The date coincides with the state’s presidential primary. Voters also will fill four vacant seats in the state Legislature.

State Republican Chairman Nicholas Langworthy had sued the Democratic governor and State Board of Elections seeking an earlier date, arguing Cuomo was moving too slowly and leaving the 700,000 Republican-leaning residents of New York’s 27th Congressional District without representation.

Langworthy lashed out again Monday, saying in a statement that Cuomo was “stacking the deck to try and manipulate the outcome of these elections” by holding them on a day when Democratic voters would be flooding the polls for a hotly contested primary.

Cuomo has repeatedly said that holding the special election the same day as the presidential primary would save money.

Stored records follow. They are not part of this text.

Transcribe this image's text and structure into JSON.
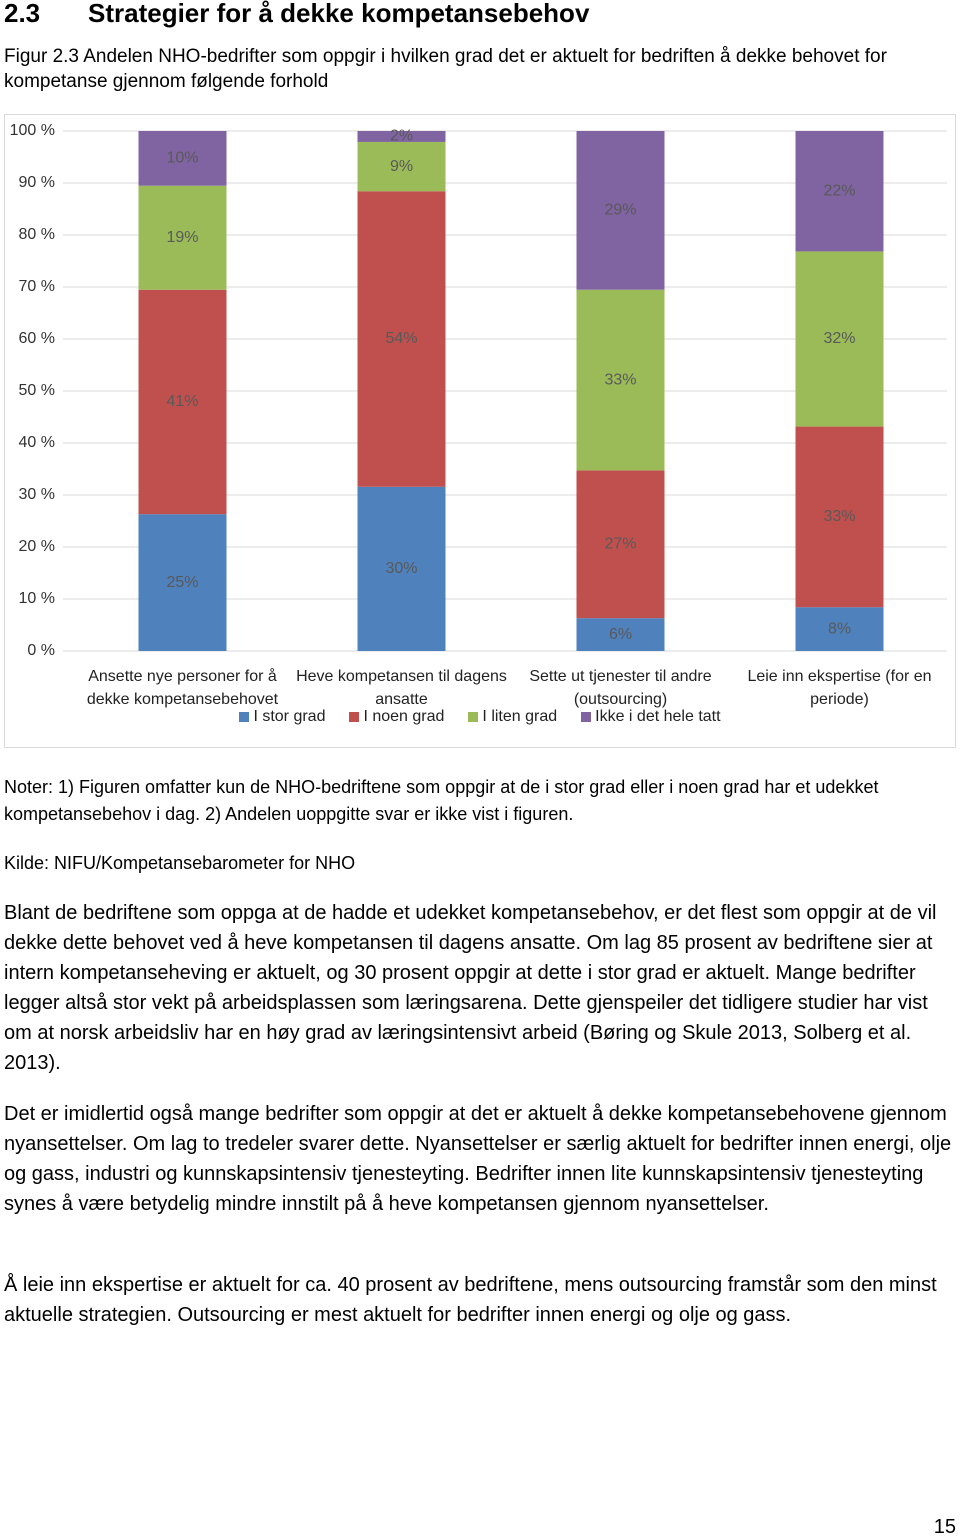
{
  "heading": {
    "number": "2.3",
    "title": "Strategier for å dekke kompetansebehov"
  },
  "figure_caption": "Figur 2.3 Andelen NHO-bedrifter som oppgir i hvilken grad det er aktuelt for bedriften å dekke behovet for kompetanse gjennom følgende forhold",
  "chart_data": {
    "type": "bar",
    "stacked": "percent",
    "categories": [
      "Ansette nye personer for å dekke kompetansebehovet",
      "Heve kompetansen til dagens ansatte",
      "Sette ut tjenester til andre (outsourcing)",
      "Leie inn ekspertise (for en periode)"
    ],
    "series": [
      {
        "name": "I stor grad",
        "color": "#4f81bd",
        "values": [
          25,
          30,
          6,
          8
        ],
        "value_labels": [
          "25%",
          "30%",
          "6%",
          "8%"
        ]
      },
      {
        "name": "I noen grad",
        "color": "#c0504d",
        "values": [
          41,
          54,
          27,
          33
        ],
        "value_labels": [
          "41%",
          "54%",
          "27%",
          "33%"
        ]
      },
      {
        "name": "I liten grad",
        "color": "#9bbb59",
        "values": [
          19,
          9,
          33,
          32
        ],
        "value_labels": [
          "19%",
          "9%",
          "33%",
          "32%"
        ]
      },
      {
        "name": "Ikke i det hele tatt",
        "color": "#8064a2",
        "values": [
          10,
          2,
          29,
          22
        ],
        "value_labels": [
          "10%",
          "2%",
          "29%",
          "22%"
        ]
      }
    ],
    "ylim": [
      0,
      100
    ],
    "yticks": [
      {
        "value": 0,
        "label": "0 %"
      },
      {
        "value": 10,
        "label": "10 %"
      },
      {
        "value": 20,
        "label": "20 %"
      },
      {
        "value": 30,
        "label": "30 %"
      },
      {
        "value": 40,
        "label": "40 %"
      },
      {
        "value": 50,
        "label": "50 %"
      },
      {
        "value": 60,
        "label": "60 %"
      },
      {
        "value": 70,
        "label": "70 %"
      },
      {
        "value": 80,
        "label": "80 %"
      },
      {
        "value": 90,
        "label": "90 %"
      },
      {
        "value": 100,
        "label": "100 %"
      }
    ],
    "grid": true,
    "legend": "bottom"
  },
  "notes": "Noter: 1) Figuren omfatter kun de NHO-bedriftene som oppgir at de i stor grad eller i noen grad har et udekket kompetansebehov i dag. 2) Andelen uoppgitte svar er ikke vist i figuren.",
  "source": "Kilde: NIFU/Kompetansebarometer for NHO",
  "paragraphs": [
    "Blant de bedriftene som oppga at de hadde et udekket kompetansebehov, er det flest som oppgir at de vil dekke dette behovet ved å heve kompetansen til dagens ansatte. Om lag 85 prosent av bedriftene sier at intern kompetanseheving er aktuelt, og 30 prosent oppgir at dette i stor grad er aktuelt. Mange bedrifter legger altså stor vekt på arbeidsplassen som læringsarena. Dette gjenspeiler det tidligere studier har vist om at norsk arbeidsliv har en høy grad av læringsintensivt arbeid (Børing og Skule 2013, Solberg et al. 2013).",
    "Det er imidlertid også mange bedrifter som oppgir at det er aktuelt å dekke kompetansebehovene gjennom nyansettelser. Om lag to tredeler svarer dette. Nyansettelser er særlig aktuelt for bedrifter innen energi, olje og gass, industri og kunnskapsintensiv tjenesteyting. Bedrifter innen lite kunnskapsintensiv tjenesteyting synes å være betydelig mindre innstilt på å heve kompetansen gjennom nyansettelser.",
    "Å leie inn ekspertise er aktuelt for ca. 40 prosent av bedriftene, mens outsourcing framstår som den minst aktuelle strategien. Outsourcing er mest aktuelt for bedrifter innen energi og olje og gass."
  ],
  "page_number": "15"
}
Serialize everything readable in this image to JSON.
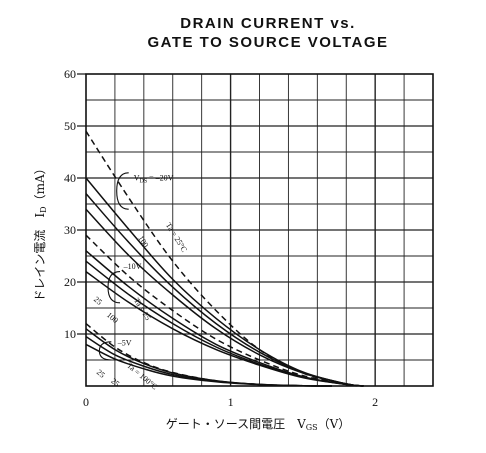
{
  "chart_data": {
    "type": "line",
    "title_lines": [
      "DRAIN CURRENT vs.",
      "GATE TO SOURCE VOLTAGE"
    ],
    "xlabel": "ゲート・ソース間電圧　V",
    "xlabel_sub": "GS",
    "xlabel_unit": "（V）",
    "ylabel": "ドレイン電流　I",
    "ylabel_sub": "D",
    "ylabel_unit": "（mA）",
    "xlim": [
      0,
      2.4
    ],
    "ylim": [
      0,
      60
    ],
    "x_ticks": [
      {
        "v": 0,
        "label": "0"
      },
      {
        "v": 1,
        "label": "1"
      },
      {
        "v": 2,
        "label": "2"
      }
    ],
    "y_ticks": [
      {
        "v": 10,
        "label": "10"
      },
      {
        "v": 20,
        "label": "20"
      },
      {
        "v": 30,
        "label": "30"
      },
      {
        "v": 40,
        "label": "40"
      },
      {
        "v": 50,
        "label": "50"
      },
      {
        "v": 60,
        "label": "60"
      }
    ],
    "grid": true,
    "series": [
      {
        "style": "dashed",
        "x": [
          0,
          0.3,
          0.6,
          0.9,
          1.2,
          1.5,
          1.8,
          1.92
        ],
        "y": [
          49,
          36,
          24,
          14.5,
          7,
          2.5,
          0.3,
          0
        ]
      },
      {
        "style": "solid",
        "x": [
          0,
          0.3,
          0.6,
          0.9,
          1.2,
          1.5,
          1.8,
          1.92
        ],
        "y": [
          40,
          30,
          20.5,
          13,
          7,
          2.7,
          0.4,
          0
        ]
      },
      {
        "style": "solid",
        "x": [
          0,
          0.3,
          0.6,
          0.9,
          1.2,
          1.5,
          1.8,
          1.92
        ],
        "y": [
          37,
          27.5,
          19,
          12,
          6.5,
          2.6,
          0.4,
          0
        ]
      },
      {
        "style": "solid",
        "x": [
          0,
          0.3,
          0.6,
          0.9,
          1.2,
          1.5,
          1.8,
          1.92
        ],
        "y": [
          34,
          25,
          17.5,
          11,
          6,
          2.5,
          0.4,
          0
        ]
      },
      {
        "style": "dashed",
        "x": [
          0,
          0.3,
          0.6,
          0.9,
          1.2,
          1.5,
          1.8,
          1.92
        ],
        "y": [
          29,
          21,
          14.5,
          9,
          5,
          2,
          0.3,
          0
        ]
      },
      {
        "style": "solid",
        "x": [
          0,
          0.3,
          0.6,
          0.9,
          1.2,
          1.5,
          1.8,
          1.92
        ],
        "y": [
          26,
          19,
          13,
          8,
          4.5,
          1.8,
          0.3,
          0
        ]
      },
      {
        "style": "solid",
        "x": [
          0,
          0.3,
          0.6,
          0.9,
          1.2,
          1.5,
          1.8,
          1.92
        ],
        "y": [
          24,
          17.5,
          12,
          7.5,
          4.2,
          1.7,
          0.3,
          0
        ]
      },
      {
        "style": "solid",
        "x": [
          0,
          0.3,
          0.6,
          0.9,
          1.2,
          1.5,
          1.8,
          1.92
        ],
        "y": [
          22,
          16,
          11,
          7,
          4,
          1.6,
          0.3,
          0
        ]
      },
      {
        "style": "dashed",
        "x": [
          0,
          0.2,
          0.4,
          0.6,
          0.9,
          1.2,
          1.5,
          1.7
        ],
        "y": [
          12,
          7.5,
          4.5,
          2.6,
          1,
          0.3,
          0.05,
          0
        ]
      },
      {
        "style": "solid",
        "x": [
          0,
          0.2,
          0.4,
          0.6,
          0.9,
          1.2,
          1.5,
          1.7
        ],
        "y": [
          11,
          7,
          4.3,
          2.5,
          1,
          0.3,
          0.05,
          0
        ]
      },
      {
        "style": "solid",
        "x": [
          0,
          0.2,
          0.4,
          0.6,
          0.9,
          1.2,
          1.5,
          1.7
        ],
        "y": [
          9.5,
          6,
          3.8,
          2.2,
          0.9,
          0.3,
          0.05,
          0
        ]
      },
      {
        "style": "solid",
        "x": [
          0,
          0.2,
          0.4,
          0.6,
          0.9,
          1.2,
          1.5,
          1.7
        ],
        "y": [
          8,
          5.2,
          3.3,
          1.9,
          0.8,
          0.25,
          0.05,
          0
        ]
      }
    ],
    "annotations": [
      {
        "text": "V",
        "sub": "DS",
        "rest": " = –20V",
        "x": 0.33,
        "y": 39.5
      },
      {
        "text": "Ta = 25°C",
        "x": 0.55,
        "y": 31,
        "rotate": 58
      },
      {
        "text": "100",
        "x": 0.36,
        "y": 28.5,
        "rotate": 58
      },
      {
        "text": "–10V",
        "x": 0.26,
        "y": 22.5
      },
      {
        "text": "Ta = 25",
        "x": 0.33,
        "y": 16.5,
        "rotate": 58
      },
      {
        "text": "25",
        "x": 0.05,
        "y": 16.5,
        "rotate": 40
      },
      {
        "text": "100",
        "x": 0.14,
        "y": 13.5,
        "rotate": 40
      },
      {
        "text": "–5V",
        "x": 0.22,
        "y": 7.8
      },
      {
        "text": "Ta = 100°C",
        "x": 0.28,
        "y": 3.8,
        "rotate": 40
      },
      {
        "text": "25",
        "x": 0.07,
        "y": 2.5,
        "rotate": 40
      },
      {
        "text": "25",
        "x": 0.17,
        "y": 0.8,
        "rotate": 40
      }
    ]
  }
}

Collins resigned Sept. 30. He pleaded guilty the next day to leaking confidential information about a pharmaceutical company’s clinical trials to his son and others. He was sentenced in January to two years and two months in federal prison.

Republican leaders in the western New York district have endorsed state Sen. Chris Jacobs for Collins’ seat. He will face Democrat Nate McMurray, who nearly unseated Collins in 2018 when he ran for a fourth term while under indictment.

Also to be decided are the Assembly seats left vacant by the resignations of Long Island Republican Andrew Raia, Queens Democrat Michele Titus and Monroe County Democrat Jamie Romeo, and the Senate seat vacated by Syracuse Republican Robert Antonacci.

Antonacci won the central NY seat in 2018 by 2 percentage points over Democrat John Mannion, for the seat held by longtime GOP Sen. John DeFrancisco. Antonacci resigned after being elected to a state judge position in November. Mannion said he plans to run again for the seat in April's special election. Republicans have designated central New York businesswoman Angela Renna as their candidate to run, but have not said if Renna plans to run in April's special election or if she will wait until the seat is up for grabs again in November.